DASCRUBBER Commands

Update: April 24, 2017: At long last an entire scrubbing pipeline is released and the page below has been updated to contain a description of all the commands involved.

The latest source code can be found on Github here.  This is still an incomplete release — the current set of commands provide a pipeline that one can use to scrub reads and if desired to scrub the alignment piles (with DASrealign).  Ultimately DASpatch/DASedit and DASrealign will be replaced with more powerful programs that correct reads and not only scrub alignment piles, but also remove haplotype and repeat induced overlaps, prior to assembly via a string graph method.

All programs add suffixes (e.g. .db, .las) as needed. The formal UNIX command line descriptions and options for the DASCRUBBER module commands are as follows:

DASqv [-v] -c<int> <subject:db> <overlaps:las> ...

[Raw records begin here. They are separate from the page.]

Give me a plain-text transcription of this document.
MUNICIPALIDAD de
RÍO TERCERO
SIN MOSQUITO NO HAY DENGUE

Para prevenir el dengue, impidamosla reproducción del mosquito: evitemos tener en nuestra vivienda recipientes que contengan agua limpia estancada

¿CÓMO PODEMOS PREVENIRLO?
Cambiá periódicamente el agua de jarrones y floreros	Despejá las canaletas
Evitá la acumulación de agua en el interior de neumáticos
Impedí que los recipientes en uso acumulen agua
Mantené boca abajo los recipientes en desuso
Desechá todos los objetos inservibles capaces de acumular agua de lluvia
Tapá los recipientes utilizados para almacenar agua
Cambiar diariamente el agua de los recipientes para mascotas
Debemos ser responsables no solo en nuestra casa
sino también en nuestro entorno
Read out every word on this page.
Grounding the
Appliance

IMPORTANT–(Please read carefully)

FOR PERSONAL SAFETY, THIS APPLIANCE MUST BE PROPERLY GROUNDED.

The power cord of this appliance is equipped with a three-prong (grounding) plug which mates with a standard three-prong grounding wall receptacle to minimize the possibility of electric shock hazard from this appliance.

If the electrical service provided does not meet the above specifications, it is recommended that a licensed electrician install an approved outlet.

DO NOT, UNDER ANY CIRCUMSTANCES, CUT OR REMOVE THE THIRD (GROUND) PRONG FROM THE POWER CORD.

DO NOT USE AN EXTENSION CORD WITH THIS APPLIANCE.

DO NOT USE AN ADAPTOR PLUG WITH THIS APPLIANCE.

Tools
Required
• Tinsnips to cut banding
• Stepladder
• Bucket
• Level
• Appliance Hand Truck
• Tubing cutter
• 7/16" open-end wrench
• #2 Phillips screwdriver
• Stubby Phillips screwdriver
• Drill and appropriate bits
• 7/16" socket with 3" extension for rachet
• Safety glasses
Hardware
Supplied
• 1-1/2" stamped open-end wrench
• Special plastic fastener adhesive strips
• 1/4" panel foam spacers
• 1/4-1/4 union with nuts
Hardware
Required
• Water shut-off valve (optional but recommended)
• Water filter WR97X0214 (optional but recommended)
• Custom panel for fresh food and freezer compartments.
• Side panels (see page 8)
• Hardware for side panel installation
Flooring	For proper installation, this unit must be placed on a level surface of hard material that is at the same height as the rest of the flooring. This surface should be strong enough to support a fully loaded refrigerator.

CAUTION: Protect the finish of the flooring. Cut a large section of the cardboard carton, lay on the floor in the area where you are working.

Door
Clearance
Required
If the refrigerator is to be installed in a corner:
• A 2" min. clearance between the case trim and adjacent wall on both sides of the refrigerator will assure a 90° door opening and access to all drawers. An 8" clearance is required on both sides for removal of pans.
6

This command takes as input a database <source> and a sequence of sorted local alignments blocks, <overlaps>, produced by an overlap/daligner run for said database.  It is recommended that one employ repeat-masking in the overlap run as per the new DAMASKER module described in this post.  Note carefully that <source> must always refer to the entire DB, only <overlaps> can involve a block number.  If <overlaps> involves a block number, e.g. Ecoli.2.las, then the .las file is expected to contain all the overlaps where the A-read is in block 2 of the underlying database.  The HPC.daligner scripts in the DALIGNER module produce such .las files as their final result.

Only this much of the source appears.